Which of the two approaches is better
We used both approaches (modification of a stat. Test and modification of a metric) to assess the quality of different metrics, and for the vast majority of metrics both approaches showed good results. Therefore, you can use the method that is easier to implement.
findings
The main conclusion that we made when assessing the quality of the A / B testing system: it is imperative that the quality of the A / B testing system be assessed). Before you use a new metric, you need to check it. Otherwise, A / B tests run the risk of becoming a form of divination and damage the development process.

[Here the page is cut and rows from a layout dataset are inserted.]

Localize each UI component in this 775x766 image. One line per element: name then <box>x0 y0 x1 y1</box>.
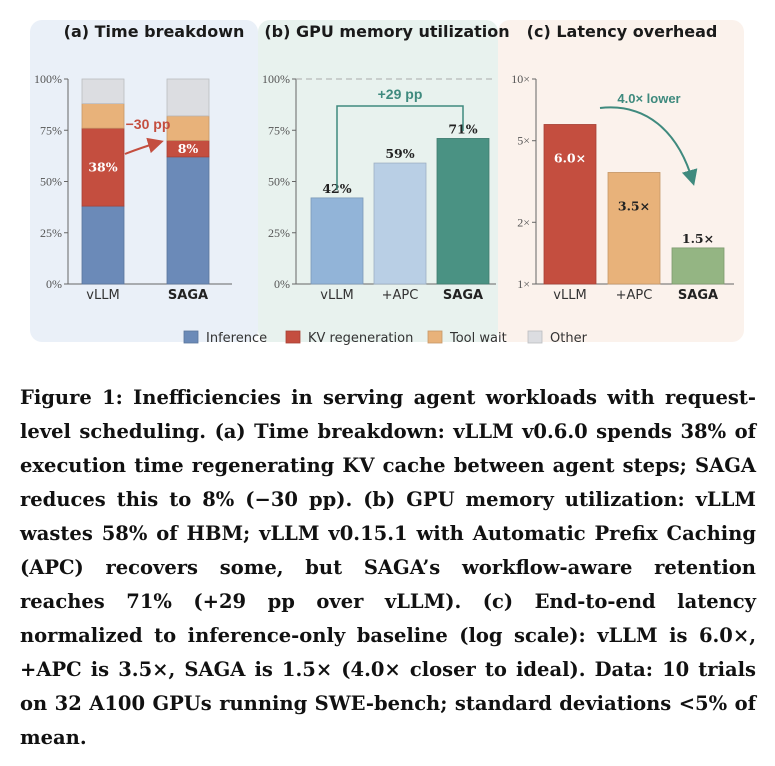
panel-c-title: (c) Latency overhead <box>527 22 718 41</box>
bar-segment <box>166 115 210 141</box>
legend-swatch <box>527 330 543 344</box>
legend-swatch <box>285 330 301 344</box>
reduction-arrow <box>124 137 164 155</box>
legend-label: KV regeneration <box>308 331 413 346</box>
y-tick-label: 50% <box>268 175 290 189</box>
value-label: 6.0× <box>554 150 586 165</box>
y-tick-label: 100% <box>262 72 290 86</box>
panel-c-annotation: 4.0× lower <box>599 91 698 186</box>
x-tick-label: +APC <box>616 288 653 303</box>
panel-b-annotation: +29 pp <box>336 86 464 190</box>
bar-segment <box>81 103 125 129</box>
panel-a-chart: 0% 25% 50% 75% 100% 38% 8% vLLM SAGA <box>34 72 232 303</box>
legend-label: Inference <box>206 331 267 346</box>
bar-segment <box>81 78 125 105</box>
data-label: 8% <box>178 141 199 156</box>
bar <box>310 197 364 285</box>
legend-swatch <box>183 330 199 344</box>
y-tick-label: 2× <box>517 215 530 229</box>
panel-b-title: (b) GPU memory utilization <box>264 22 509 41</box>
x-tick-label: SAGA <box>678 288 718 303</box>
panel-a-annotation: −30 pp <box>124 116 171 155</box>
bar <box>671 247 725 285</box>
legend-swatch <box>427 330 443 344</box>
legend-label: Tool wait <box>449 331 507 346</box>
bar <box>543 124 597 285</box>
y-tick-label: 75% <box>268 123 290 137</box>
bar <box>607 172 661 285</box>
latency-label: 4.0× lower <box>617 91 680 106</box>
y-tick-label: 5× <box>517 134 530 148</box>
y-tick-label: 10× <box>511 72 530 86</box>
figure-caption: Figure 1: Inefficiencies in serving agen… <box>20 386 756 749</box>
x-tick-label: vLLM <box>553 288 586 303</box>
improvement-bracket <box>336 105 464 190</box>
panel-a-title: (a) Time breakdown <box>64 22 245 41</box>
bar-segment <box>166 78 210 117</box>
y-tick-label: 25% <box>40 226 62 240</box>
improvement-label: +29 pp <box>378 86 423 102</box>
y-tick-label: 1× <box>517 277 530 291</box>
x-tick-label: vLLM <box>320 288 353 303</box>
data-label: 38% <box>88 160 117 175</box>
bar <box>373 162 427 285</box>
x-tick-label: +APC <box>382 288 419 303</box>
y-tick-label: 75% <box>40 123 62 137</box>
bar <box>436 138 490 285</box>
panel-b-chart: 0%25%50%75%100%42%59%71%vLLM +APC SAGA <box>262 72 496 303</box>
x-tick-label: SAGA <box>168 288 208 303</box>
value-label: 1.5× <box>682 231 714 246</box>
bar-segment <box>81 205 125 285</box>
y-tick-label: 0% <box>46 277 62 291</box>
y-tick-label: 0% <box>274 277 290 291</box>
y-tick-label: 100% <box>34 72 62 86</box>
x-tick-label: vLLM <box>86 288 119 303</box>
latency-arrow <box>599 106 698 186</box>
y-tick-label: 25% <box>268 226 290 240</box>
y-tick-label: 50% <box>40 175 62 189</box>
x-tick-label: SAGA <box>443 288 483 303</box>
legend-label: Other <box>550 331 588 346</box>
reduction-label: −30 pp <box>126 116 171 132</box>
bar-segment <box>166 156 210 285</box>
value-label: 3.5× <box>618 198 650 213</box>
panel-c-chart: 1× 2× 5× 10× 6.0× 3.5× 1.5× vLLM +APC SAGA <box>511 72 734 303</box>
legend: Inference KV regeneration Tool wait Other <box>183 330 588 346</box>
value-label: 59% <box>385 146 414 161</box>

In this article, we have tried, as far as possible, to present all the information about the device and the principles of how the quality assessment procedure of the A / B testing system used in the company works. But if you have any questions, feel free to ask them in the comments.
PS
I would like to thank lleo for systematizing the A / B testing process in the company and for carrying out proof-of-concept experiments, the development of which is this work, and p0b0rchy for sharing experience, patient hours of explanation and for generating ideas that formed the basis our experiments.